My mother has always been a world-class clipping service. For years her family and friends could expect to receive regular infusions of articles on topics of presumed interest.

I don’t know when she started sending articles about all things papal to her school friend Joan, in California. Joan and Mom were schoolmates at St Anthony’s in Long Beach, California, during WW2; my grandfather had returned to Egypt and the rest of the family waited for the war to end so they could join him. Later Joan became a nun, a modern social-working nun, but still very much a Catholic, and so of course my mother assumed she would want to keep abreast of news about the pope, any pope. When questioned about this many years ago, my mother asserted that newspapers in California did not cover news about the pope. Not ever. Never. I argued with her about this, pointlessly. I no longer argue with her.
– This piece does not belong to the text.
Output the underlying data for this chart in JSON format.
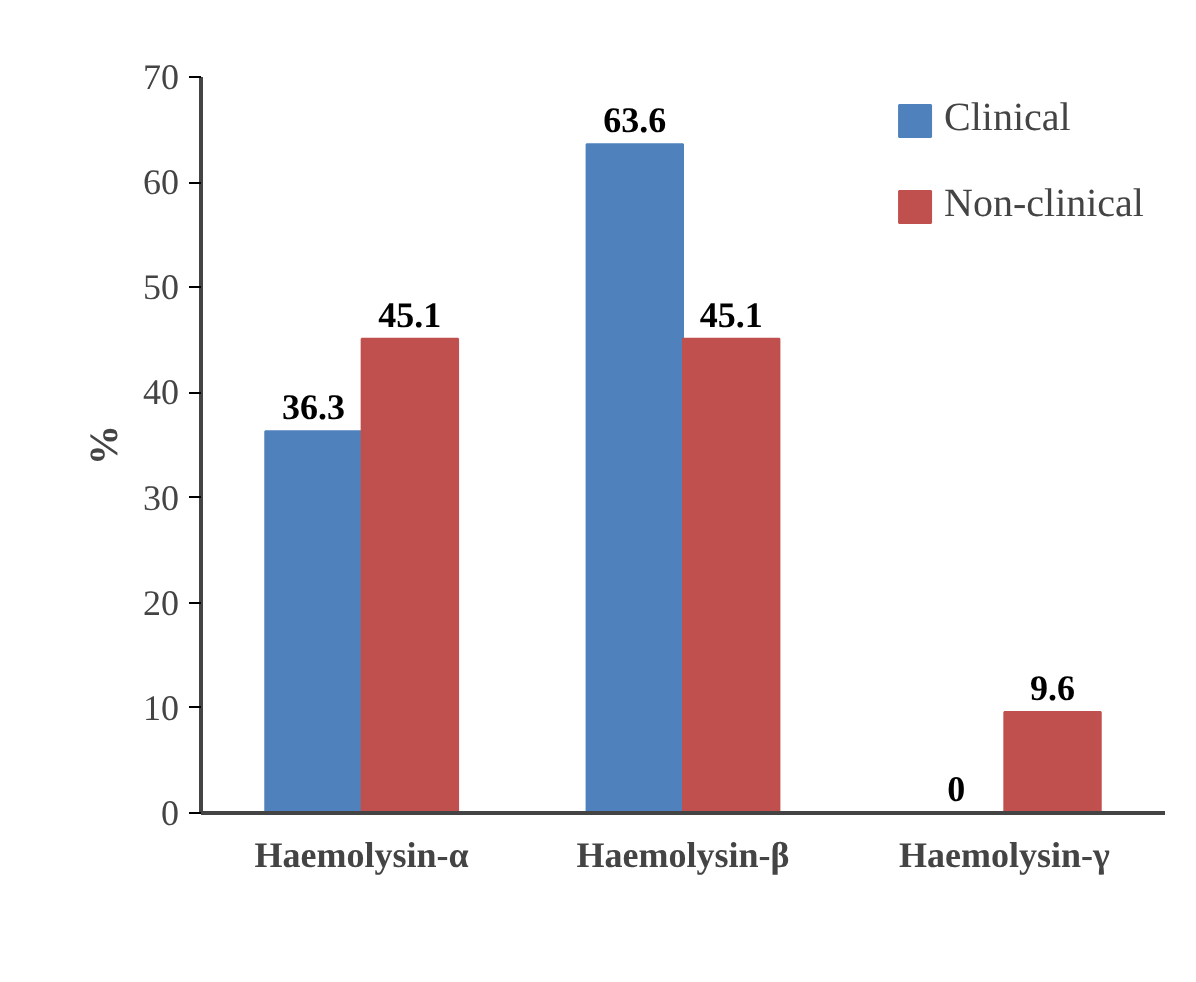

Over the years, my mother has sent her brother hundreds, possibly thousands, of articles referencing Egypt. She sent her nephew anything about Elizabeth Warren. She sent me anything to do with honeybees, or saints. She sent my brother articles about the environment. I could go on.

So the current incarnation of her clipping service is not a complete stretch. Last fall she asked me if I knew Hillary Clinton. I had to admit that I did not personally know her. But I knew someone who did. Then she handed me a manila envelope stuffed with articles, mostly from the NY Times, about Hillary and her run for president, and asked me to deliver it. I said I would.
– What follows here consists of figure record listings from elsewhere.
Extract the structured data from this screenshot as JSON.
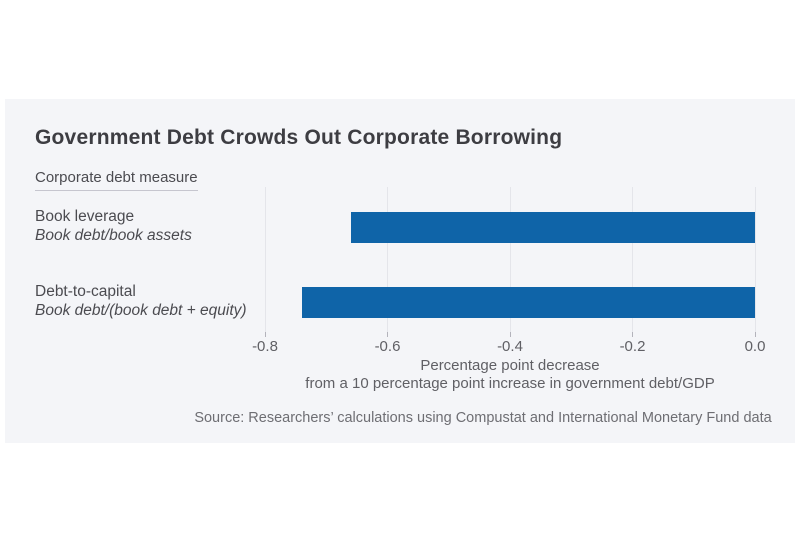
{
  "colors": {
    "bar": "#0f64a8",
    "panel_bg": "#f4f5f8",
    "gridline": "#e4e5ea",
    "tick": "#b3b3bb"
  },
  "chart_data": {
    "type": "bar",
    "orientation": "horizontal",
    "title": "Government Debt Crowds Out Corporate Borrowing",
    "group_label": "Corporate debt measure",
    "categories": [
      {
        "label": "Book leverage",
        "sublabel": "Book debt/book assets",
        "value": -0.66
      },
      {
        "label": "Debt-to-capital",
        "sublabel": "Book debt/(book debt + equity)",
        "value": -0.74
      }
    ],
    "xlim": [
      -0.8,
      0
    ],
    "x_ticks": [
      {
        "v": -0.8,
        "label": "-0.8"
      },
      {
        "v": -0.6,
        "label": "-0.6"
      },
      {
        "v": -0.4,
        "label": "-0.4"
      },
      {
        "v": -0.2,
        "label": "-0.2"
      },
      {
        "v": 0.0,
        "label": "0.0"
      }
    ],
    "xlabel_line1": "Percentage point decrease",
    "xlabel_line2": "from a 10 percentage point increase in government debt/GDP",
    "source": "Source: Researchers’ calculations using Compustat and International Monetary Fund data",
    "grid": true,
    "legend": "none"
  }
}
Earlier this week she handed me two bundles, and asked me to send them to “that woman over there”.

Of course I said I would make sure she received the articles. What else could I have said?
I could have wept, it is true.
My mother was never an Anglophile. Like her Belgian relatives, she is, or was, an anti-monarchist. But she delivered to me two packages filled with articles about Brexit and its implications, both addressed to the Queen of England.
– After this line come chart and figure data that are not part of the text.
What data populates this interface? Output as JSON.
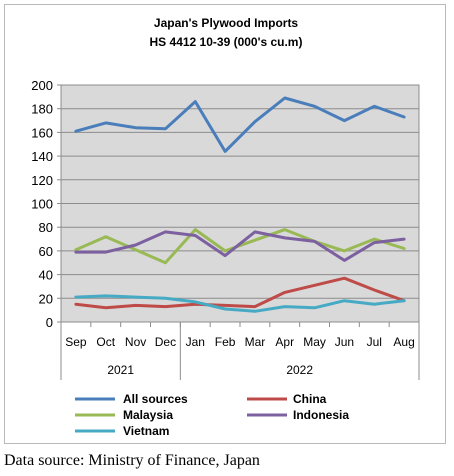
{
  "chart_data": {
    "type": "line",
    "title": "Japan's Plywood Imports",
    "subtitle": "HS 4412 10-39  (000's cu.m)",
    "categories": [
      "Sep",
      "Oct",
      "Nov",
      "Dec",
      "Jan",
      "Feb",
      "Mar",
      "Apr",
      "May",
      "Jun",
      "Jul",
      "Aug"
    ],
    "year_groups": [
      {
        "label": "2021",
        "from": 0,
        "to": 3
      },
      {
        "label": "2022",
        "from": 4,
        "to": 11
      }
    ],
    "ylim": [
      0,
      200
    ],
    "yticks": [
      0,
      20,
      40,
      60,
      80,
      100,
      120,
      140,
      160,
      180,
      200
    ],
    "grid": true,
    "legend_position": "bottom",
    "series": [
      {
        "name": "All sources",
        "color": "#4a7ebb",
        "values": [
          161,
          168,
          164,
          163,
          186,
          144,
          169,
          189,
          182,
          170,
          182,
          173
        ]
      },
      {
        "name": "China",
        "color": "#be4b48",
        "values": [
          15,
          12,
          14,
          13,
          15,
          14,
          13,
          25,
          31,
          37,
          27,
          18
        ]
      },
      {
        "name": "Malaysia",
        "color": "#98b954",
        "values": [
          61,
          72,
          61,
          50,
          78,
          60,
          69,
          78,
          68,
          60,
          70,
          62
        ]
      },
      {
        "name": "Indonesia",
        "color": "#7d60a0",
        "values": [
          59,
          59,
          65,
          76,
          73,
          56,
          76,
          71,
          68,
          52,
          67,
          70
        ]
      },
      {
        "name": "Vietnam",
        "color": "#46aac5",
        "values": [
          21,
          22,
          21,
          20,
          17,
          11,
          9,
          13,
          12,
          18,
          15,
          18
        ]
      }
    ]
  },
  "footer": {
    "source": "Data source: Ministry of Finance, Japan"
  }
}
Package number one contained 7 articles from the New York Times, dated from February to December 2016. There were 3 articles from the Economist, one from the Boston Globe, and one from This Week. Also in that package, addressed to the Queen of England, were a letter from her Belgian niece (first cousin once removed?), dated February 2017; a postcard, featuring a painting by Gustave Moreau of a peacock and Juno, from the same Belgian niece dated, November 2016; and an undated note from someone named Judy, relating the recent death of her sister-in-law.
Package number two likewise contained fourteen articles about Brexit and or Theresa May or both, clipped from the New York Times. And a receipt from The Cloisters gift shop.
How can I not find this phenomenon fascinating? My mother has no idea what or who Brexit is. She cannot name the queen. Yet she clipped these many articles, and in several cases, underlined them. Even as Alzheimer’s is wreaking havoc with her mind and memory, there remains a tattered relic of the impulse to gather evidence and to impart information.

But why Brexit? Why not the Syrian crisis, or Bolivian devaluation, or Marine le Pen? Why the Queen?